Принципы моей жизни во многом сформированы под влиянием брата Миська. А именно: вера в людей, уверенность в своих силах и возможностях (не знаю — научусь), понимание необходимости постоянно учиться, видеть, как живут другие (я побывал в более чем 70 странах мира). Отец тоже повлиял на меня. Он любил говорить: «Не Боги горшки обжигают», что означало, что я могу сделать все, что делают другие. «Мягко стелешь — хорошо спишь» — о том, что я сам определяю свою судьбу. И важное: «Неправдой мир пройдешь, но назад не вернешься».
За свою жизнь я понял, что слушать — важнее, чем говорить. Когда слушаешь, то можно узнать что-то новое.
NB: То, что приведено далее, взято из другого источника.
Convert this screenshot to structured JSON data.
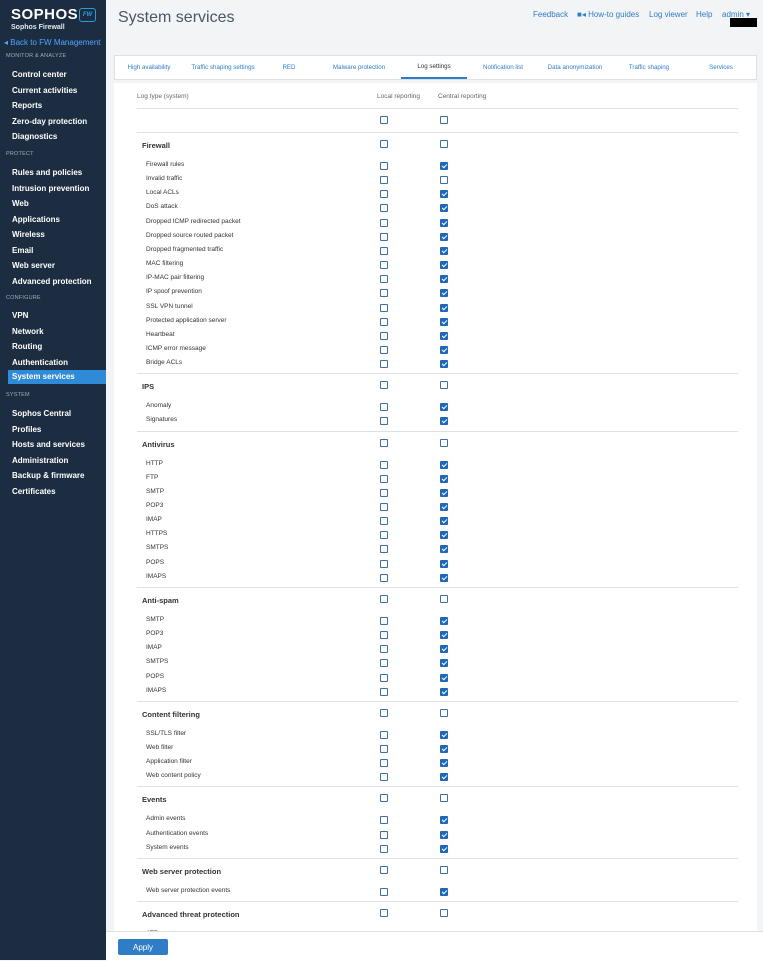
{
  "brand": {
    "name": "SOPHOS",
    "product": "Sophos Firewall",
    "badge": "FW"
  },
  "sidebar": {
    "back": "Back to FW Management",
    "sections": [
      {
        "heading": "MONITOR & ANALYZE",
        "items": [
          "Control center",
          "Current activities",
          "Reports",
          "Zero-day protection",
          "Diagnostics"
        ]
      },
      {
        "heading": "PROTECT",
        "items": [
          "Rules and policies",
          "Intrusion prevention",
          "Web",
          "Applications",
          "Wireless",
          "Email",
          "Web server",
          "Advanced protection"
        ]
      },
      {
        "heading": "CONFIGURE",
        "items": [
          "VPN",
          "Network",
          "Routing",
          "Authentication",
          "System services"
        ]
      },
      {
        "heading": "SYSTEM",
        "items": [
          "Sophos Central",
          "Profiles",
          "Hosts and services",
          "Administration",
          "Backup & firmware",
          "Certificates"
        ]
      }
    ],
    "active": "System services"
  },
  "header": {
    "title": "System services",
    "links": {
      "feedback": "Feedback",
      "guides": "How-to guides",
      "log_viewer": "Log viewer",
      "help": "Help",
      "user": "admin"
    }
  },
  "tabs": [
    "High availability",
    "Traffic shaping settings",
    "RED",
    "Malware protection",
    "Log settings",
    "Notification list",
    "Data anonymization",
    "Traffic shaping",
    "Services"
  ],
  "active_tab": "Log settings",
  "columns": {
    "type": "Log type (system)",
    "local": "Local reporting",
    "central": "Central reporting"
  },
  "groups": [
    {
      "name": "",
      "local": false,
      "central": false,
      "rows": []
    },
    {
      "name": "Firewall",
      "local": false,
      "central": false,
      "rows": [
        [
          "Firewall rules",
          false,
          true
        ],
        [
          "Invalid traffic",
          false,
          false
        ],
        [
          "Local ACLs",
          false,
          true
        ],
        [
          "DoS attack",
          false,
          true
        ],
        [
          "Dropped ICMP redirected packet",
          false,
          true
        ],
        [
          "Dropped source routed packet",
          false,
          true
        ],
        [
          "Dropped fragmented traffic",
          false,
          true
        ],
        [
          "MAC filtering",
          false,
          true
        ],
        [
          "IP-MAC pair filtering",
          false,
          true
        ],
        [
          "IP spoof prevention",
          false,
          true
        ],
        [
          "SSL VPN tunnel",
          false,
          true
        ],
        [
          "Protected application server",
          false,
          true
        ],
        [
          "Heartbeat",
          false,
          true
        ],
        [
          "ICMP error message",
          false,
          true
        ],
        [
          "Bridge ACLs",
          false,
          true
        ]
      ]
    },
    {
      "name": "IPS",
      "local": false,
      "central": false,
      "rows": [
        [
          "Anomaly",
          false,
          true
        ],
        [
          "Signatures",
          false,
          true
        ]
      ]
    },
    {
      "name": "Antivirus",
      "local": false,
      "central": false,
      "rows": [
        [
          "HTTP",
          false,
          true
        ],
        [
          "FTP",
          false,
          true
        ],
        [
          "SMTP",
          false,
          true
        ],
        [
          "POP3",
          false,
          true
        ],
        [
          "IMAP",
          false,
          true
        ],
        [
          "HTTPS",
          false,
          true
        ],
        [
          "SMTPS",
          false,
          true
        ],
        [
          "POPS",
          false,
          true
        ],
        [
          "IMAPS",
          false,
          true
        ]
      ]
    },
    {
      "name": "Anti-spam",
      "local": false,
      "central": false,
      "rows": [
        [
          "SMTP",
          false,
          true
        ],
        [
          "POP3",
          false,
          true
        ],
        [
          "IMAP",
          false,
          true
        ],
        [
          "SMTPS",
          false,
          true
        ],
        [
          "POPS",
          false,
          true
        ],
        [
          "IMAPS",
          false,
          true
        ]
      ]
    },
    {
      "name": "Content filtering",
      "local": false,
      "central": false,
      "rows": [
        [
          "SSL/TLS filter",
          false,
          true
        ],
        [
          "Web filter",
          false,
          true
        ],
        [
          "Application filter",
          false,
          true
        ],
        [
          "Web content policy",
          false,
          true
        ]
      ]
    },
    {
      "name": "Events",
      "local": false,
      "central": false,
      "rows": [
        [
          "Admin events",
          false,
          true
        ],
        [
          "Authentication events",
          false,
          true
        ],
        [
          "System events",
          false,
          true
        ]
      ]
    },
    {
      "name": "Web server protection",
      "local": false,
      "central": false,
      "rows": [
        [
          "Web server protection events",
          false,
          true
        ]
      ]
    },
    {
      "name": "Advanced threat protection",
      "local": false,
      "central": false,
      "rows": [
        [
          "ATP events",
          false,
          true
        ]
      ]
    }
  ],
  "footer": {
    "apply": "Apply"
  }
}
Но говорить важно, чтобы проверить свои идеи, побудить других изменить себя и делать полезные вещи. Необходимо рисковать и ошибаться, но обязательно учиться на своих ошибках. А прежде чем составлять бизнес-план, нужно мечтать. Мечтать о великом, а потом уже сосредотачивать свою энергию на конкретике…»
— Мы знакомы с Богданом Гаврилишиным со студенческой «революции на граните» 1990 года, — написал в «Фейсбуке» народный депутат предыдущих созывов Олесь Доний. — Мне никогда не приходилось его о чем-либо просить, он по собственной инициативе приглашал за границу, вводил в какие-то международные структуры. Он помогал сотням, если не тысячам молодых людей. Как-то я спросил его, над чем он сейчас работает. Ответ был: «Над Декларацией обязанностей человека». Это одна из гениальнейших идей, которую я слышал в жизни. Вдумайтесь: мы знаем и опираемся на Декларацию прав человека. Это декларация о том, на какие свободы мы можем рассчитывать. То есть о том, чем нас должен обеспечить кто-то другой. В свое время это был прорыв, но это направление потребительской психологии. Гаврилишин пришел к выводу, что не нам, а мы обязаны. И это не рабские обязанности подчиненного перед начальником, а человека, который научился мыслить. Обязанность не вредить природе, поддерживать тех, кто моложе или старше, нести добро в мир. И это не библейский запрет, а добровольное обязательство!